A girl is being stalked by something that follows her at a walking pace and only she can see. She can easily outrun it, but it calmly, relentlessly, indefatigably pursues her. We sense that this has been going on for a long time and she can’t take it any more, she knows she cannot run forever. She drives to the beach and sits down, picking up the phone to tell her family she loves them one last time.
The audience still hasn’t seen what it is that has been following her, and there’s a great shot of the car with its headlights on — we strain to see if there is something in the shadows, but to no avail. The next shot transports us suddenly to the following morning and reveals the aftermath of what has happened to the girl during the night.

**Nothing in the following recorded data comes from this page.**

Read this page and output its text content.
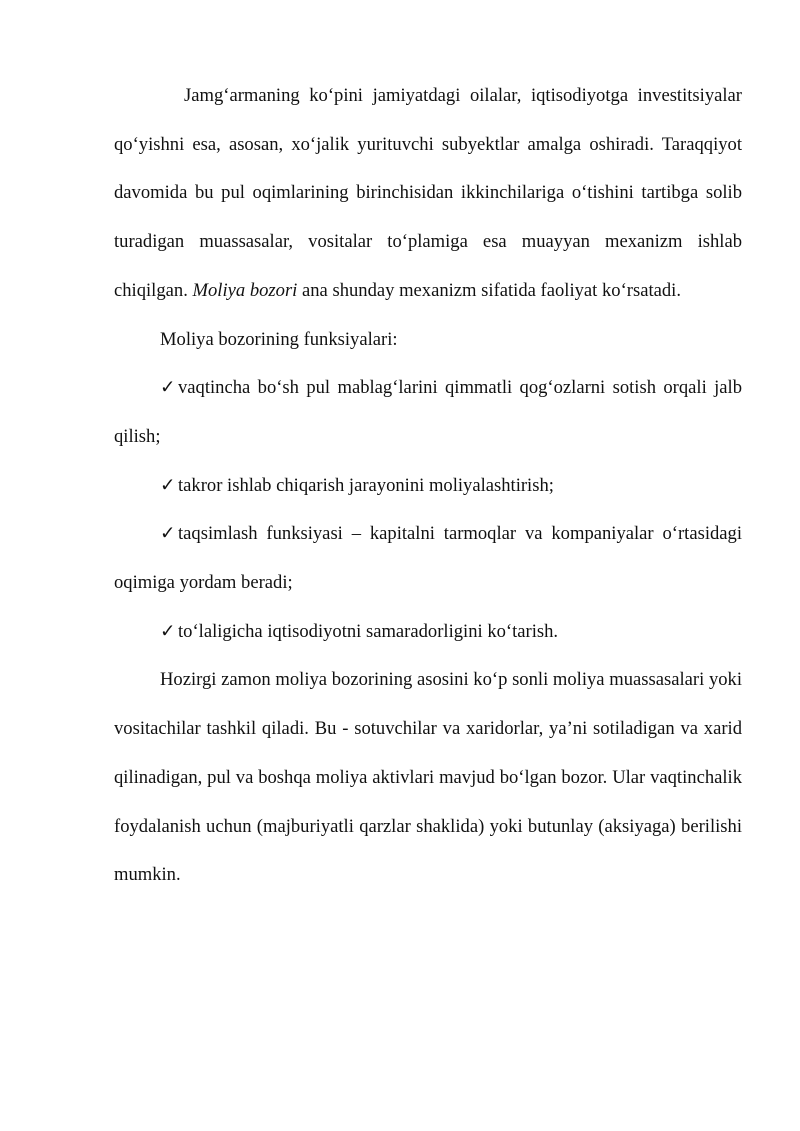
Jamg‘armaning ko‘pini jamiyatdagi oilalar, iqtisodiyotga investitsiyalar qo‘yishni esa, asosan, xo‘jalik yurituvchi subyektlar amalga oshiradi. Taraqqiyot davomida bu pul oqimlarining birinchisidan ikkinchilariga o‘tishini tartibga solib turadigan muassasalar, vositalar to‘plamiga esa muayyan mexanizm ishlab chiqilgan. Moliya bozori ana shunday mexanizm sifatida faoliyat ko‘rsatadi.

Moliya bozorining funksiyalari:

✓ vaqtincha bo‘sh pul mablag‘larini qimmatli qog‘ozlarni sotish orqali jalb qilish;

✓ takror ishlab chiqarish jarayonini moliyalashtirish;

✓ taqsimlash funksiyasi – kapitalni tarmoqlar va kompaniyalar o‘rtasidagi oqimiga yordam beradi;

✓ to‘laligicha iqtisodiyotni samaradorligini ko‘tarish.

Hozirgi zamon moliya bozorining asosini ko‘p sonli moliya muassasalari yoki vositachilar tashkil qiladi. Bu - sotuvchilar va xaridorlar, ya’ni sotiladigan va xarid qilinadigan, pul va boshqa moliya aktivlari mavjud bo‘lgan bozor. Ular vaqtinchalik foydalanish uchun (majburiyatli qarzlar shaklida) yoki butunlay (aksiyaga) berilishi mumkin.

The creature in If Follows appears as an ordinary human being, even someone you know, and walks towards you slowly but surely, killing you if it ever catches up. It’s a sexually transmitted curse, stalking the last person in the chain who must pass it on to someone else in order to survive. Interestingly, it’s only after our protagonist is infected that the audience sees the creature, as if we’ve also been exposed by watching a sex scene.
Just like in Macbeth, this question of who sees and does not see raises the frightening notion of not being believed when something is out to do you harm, a tension that fizzles out pretty quickly in It Follows as the teenagers band together to fight the curse.
Macbeth is maddened not only by Banquo but by the fact that no one is taking him seriously. Whether the ghost is staged or not the audience can likewise decide whether the scene is a genuine haunting or a sign that Macbeth’s guilt is driving him out of his wits. I tend to like my Banquos to be as frightening as possible, but as horror films often demonstrate, this can sometimes mean not showing the spectre at all.
Happy nightmares everyone!
Horror moments are posted every Thursday and a wide variety of articles exploring the history of magic, theatre, storytelling, and more are published on Monday afternoons.
Are you into dance and/or theater at all?
There’s an immersive dance theater production in NYC called “Sleep No More,” based on Macbeth. The overall tone of the show is incredibly dark (both literally and figuratively) and tense, and in that version, Macbeth is actually the one to kill Banquo himself. Then at the banquet scene, the actual dancer who plays Banquo walks across the stage and sits down at the banquet table absolutely COVERED in blood (and the whole banquet scene is performed in slow motion. It’s very cool). Definitely less up to the audience’s interpretation in this rendition, but it’s such a powerful moment and I couldn’t imagine it performed any other way
I'm reminded, for some reason, of Mario Bava's 'Hatchet for the Honeymoon', in which (spoilers for a 55-year-old movie!) a character punishes her murderer by appearing as though still alive to *other* people while remaining invisible to him.